A comparitive table of jōyō kanji, tradional Chinese characters and simplified Chinese characters may be found at this drive link, linked to from this blog post. It contains 1945 kanji and information regarding the corresponding Chinese characters.
This table has not been updated to match the late 2010 revision of the jōyō kanji, in which 196 characters were added and 5 characters were removed, for a total of 2136 characters.
Data is been exported from the PDF and cleaned up. More information for each kanji is collected from online. The end result is a csv table that can be imported into Anki.
This transformation is done with a series of scripts.
We start with the input file comparitive jōyō kanji table.txt and apply the following scripts (in order):
- comparative_list_text_to_csv.py
This converts the extracted jōyō kanji table into a csv table with a format that is more suitable for flashcards. Each row has the actual characters in it, if it exists (rather than a quotation mark to indicate it is the same as the kanji). There is an extra entry_type field, which indicates how the three characters relate to one another (i.e. which are same and which are different).

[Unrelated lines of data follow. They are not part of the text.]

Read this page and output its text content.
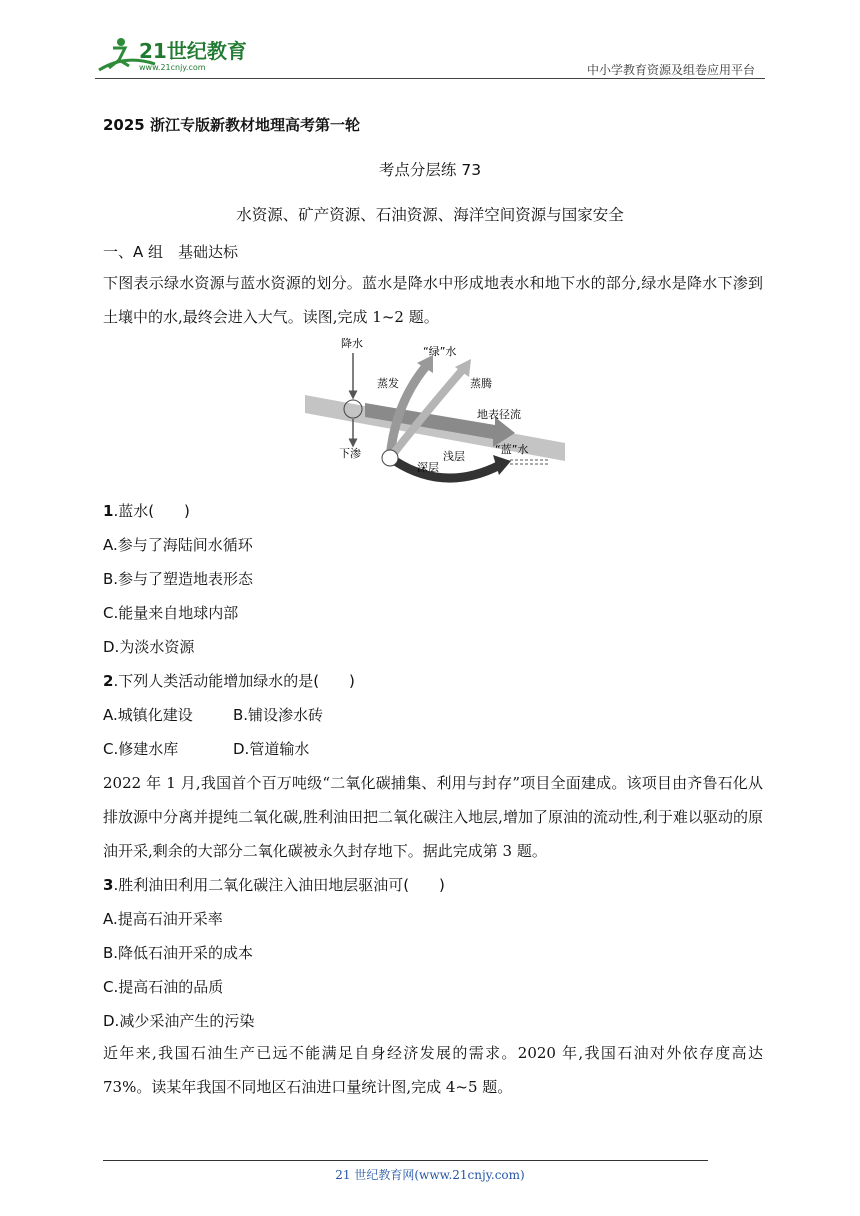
21世纪教育
www.21cnjy.com	中小学教育资源及组卷应用平台
2025 浙江专版新教材地理高考第一轮
考点分层练 73
水资源、矿产资源、石油资源、海洋空间资源与国家安全
一、A 组　基础达标
下图表示绿水资源与蓝水资源的划分。蓝水是降水中形成地表水和地下水的部分,绿水是降水下渗到土壤中的水,最终会进入大气。读图,完成 1~2 题。
降水
“绿”水
蒸发	蒸腾
地表径流
下渗
深层
浅层
“蓝”水
1.蓝水(　　)
A.参与了海陆间水循环
B.参与了塑造地表形态
C.能量来自地球内部
D.为淡水资源
2.下列人类活动能增加绿水的是(　　)
A.城镇化建设	B.铺设渗水砖
C.修建水库	D.管道输水
2022 年 1 月,我国首个百万吨级“二氧化碳捕集、利用与封存”项目全面建成。该项目由齐鲁石化从排放源中分离并提纯二氧化碳,胜利油田把二氧化碳注入地层,增加了原油的流动性,利于难以驱动的原油开采,剩余的大部分二氧化碳被永久封存地下。据此完成第 3 题。
3.胜利油田利用二氧化碳注入油田地层驱油可(　　)
A.提高石油开采率
B.降低石油开采的成本
C.提高石油的品质
D.减少采油产生的污染
近年来,我国石油生产已远不能满足自身经济发展的需求。2020 年,我国石油对外依存度高达 73%。读某年我国不同地区石油进口量统计图,完成 4~5 题。
21 世纪教育网(www.21cnjy.com)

This produces comparitive jōyō kanji table.csv.
- main.js
This is a web scraper for getting info about kanji off this site. It appends to the csv generated by the previous script. All of the info it gathers is added together as a single json entry in the csv table, so that it can be easily reformatted offline for practical use.
This produces web_scraper_output.csv.
- web_info_parser.py
Takes the csv with the added web information (in a json format) and turns it into something that can be imported into Anki as flashcards.
This produces parsed_output.csv.
It would be if the changes to the jōyō kanji set were accounted for.
There is more information that could be scraped from online, namely the stroke order.
May be able to collect more useful information (e.g. common compounds, example sentences) from other flashcard sets and combine it with this set.